The K'o-tow (Kheu-theu) which appears repeatedly in this ceremonial and
which in our text is indicated by the four prostrations, was, Pauthier
alleges, not properly a Chinese form, but only introduced by the Mongols.
Baber indeed speaks of it as the Kornish, a Moghul ceremony, in which
originally "the person who performed it kneeled nine times and touched the
earth with his brow each time." He describes it as performed very
elaborately (nine times twice) by his younger uncle in visiting the
elder.
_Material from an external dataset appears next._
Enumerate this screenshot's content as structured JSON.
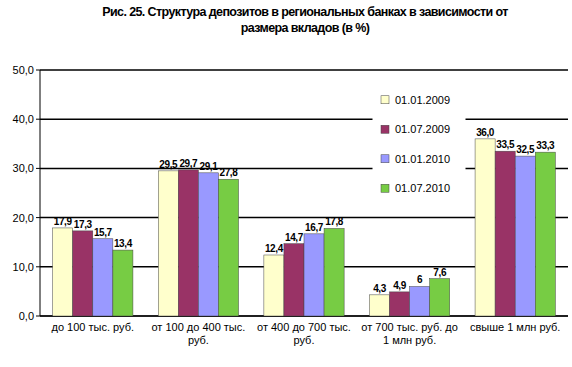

But in its essentials the ceremony must have been of old date at
the Chinese Court; for the Annals of the Thang Dynasty, in a passage cited
by M. Pauthier himself,[1] mention that ambassadors from the famous Harun
ar Rashid in 798 had to perform the "ceremony of kneeling and striking the
forehead against the ground." And M. Pauthier can scarcely be right in
saying that the practice was disused by the Ming Dynasty and only
reintroduced by the Manchus; for in the story of Shah Rukh's embassy the
performance of the K'o-tow occurs repeatedly.